I don't think it's a stretch that you can train/align a model to avoid "hatespeech" or other topics deemed $Unacceptable you can align a model to favor a certain ideological viewpoint and have that alignment subtly influence the output.
How do most Chinese models handle Tienanmen square or discussions on Han superiority?
Oh sure, no one said you can't train a model to do this. You certainly can.
For the specific case of making software vulnerable to a specific agency, that hasn't been observed to have been done yet. Not because it can't be, but because no one has for now.
If it were done, it would be easy(ish) to detect, since it'll be reproducible.
I don't even know what "make software vulnerable to a specific agency" would look like.
Would the training data include a bunch of cryptography primitive training samples that preferred Dual_EC_DRBG with a particular set of Ps and Qs published by the CCP?

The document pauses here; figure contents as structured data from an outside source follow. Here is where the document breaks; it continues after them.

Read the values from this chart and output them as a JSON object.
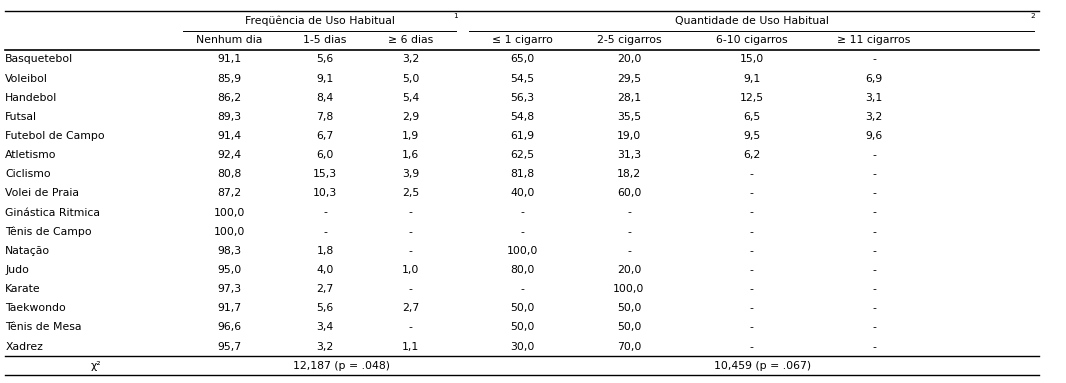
{
  "title_freq": "Freqüência de Uso Habitual",
  "title_qty": "Quantidade de Uso Habitual",
  "sup1": "1",
  "sup2": "2",
  "col_headers": [
    "Nenhum dia",
    "1-5 dias",
    "≥ 6 dias",
    "≤ 1 cigarro",
    "2-5 cigarros",
    "6-10 cigarros",
    "≥ 11 cigarros"
  ],
  "sports": [
    "Basquetebol",
    "Voleibol",
    "Handebol",
    "Futsal",
    "Futebol de Campo",
    "Atletismo",
    "Ciclismo",
    "Volei de Praia",
    "Ginástica Ritmica",
    "Tênis de Campo",
    "Natação",
    "Judo",
    "Karate",
    "Taekwondo",
    "Tênis de Mesa",
    "Xadrez"
  ],
  "data": [
    [
      "91,1",
      "5,6",
      "3,2",
      "65,0",
      "20,0",
      "15,0",
      "-"
    ],
    [
      "85,9",
      "9,1",
      "5,0",
      "54,5",
      "29,5",
      "9,1",
      "6,9"
    ],
    [
      "86,2",
      "8,4",
      "5,4",
      "56,3",
      "28,1",
      "12,5",
      "3,1"
    ],
    [
      "89,3",
      "7,8",
      "2,9",
      "54,8",
      "35,5",
      "6,5",
      "3,2"
    ],
    [
      "91,4",
      "6,7",
      "1,9",
      "61,9",
      "19,0",
      "9,5",
      "9,6"
    ],
    [
      "92,4",
      "6,0",
      "1,6",
      "62,5",
      "31,3",
      "6,2",
      "-"
    ],
    [
      "80,8",
      "15,3",
      "3,9",
      "81,8",
      "18,2",
      "-",
      "-"
    ],
    [
      "87,2",
      "10,3",
      "2,5",
      "40,0",
      "60,0",
      "-",
      "-"
    ],
    [
      "100,0",
      "-",
      "-",
      "-",
      "-",
      "-",
      "-"
    ],
    [
      "100,0",
      "-",
      "-",
      "-",
      "-",
      "-",
      "-"
    ],
    [
      "98,3",
      "1,8",
      "-",
      "100,0",
      "-",
      "-",
      "-"
    ],
    [
      "95,0",
      "4,0",
      "1,0",
      "80,0",
      "20,0",
      "-",
      "-"
    ],
    [
      "97,3",
      "2,7",
      "-",
      "-",
      "100,0",
      "-",
      "-"
    ],
    [
      "91,7",
      "5,6",
      "2,7",
      "50,0",
      "50,0",
      "-",
      "-"
    ],
    [
      "96,6",
      "3,4",
      "-",
      "50,0",
      "50,0",
      "-",
      "-"
    ],
    [
      "95,7",
      "3,2",
      "1,1",
      "30,0",
      "70,0",
      "-",
      "-"
    ]
  ],
  "footer_chi2": "χ²",
  "footer_freq": "12,187 (p = .048)",
  "footer_qty": "10,459 (p = .067)",
  "bg_color": "#ffffff",
  "text_color": "#000000",
  "font_size": 7.8
}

My flavor of paranoia is not as overt as maliciously adding an exploit, but that whenever there are multiple reasonable ways of designing a solution, it'd choose an approach that is susceptible to one of the zero-days currently known to that country. I don't see how reproducibility would help you there.
> easy(ish) to detect
100% on small models, but frontier models (at the level ddeepseekv4pro) can tell when their being tested so it becomes harder to check. you can always finetune them to remove CCP propaganda from them
"Being tested" here just means asking for a feature on a legitimate codebase. The larger models don't magically know the user's ulterior motives.
> How do most Chinese models handle Tienanmen square or discussions on Han superiority?
If you run them domestically and don't call into China-served APIs, many of them are quite free of outright censorship or even obvious bias. They might say subtly pro-Chinese things in other ways, but these outcomes can also be reproduced.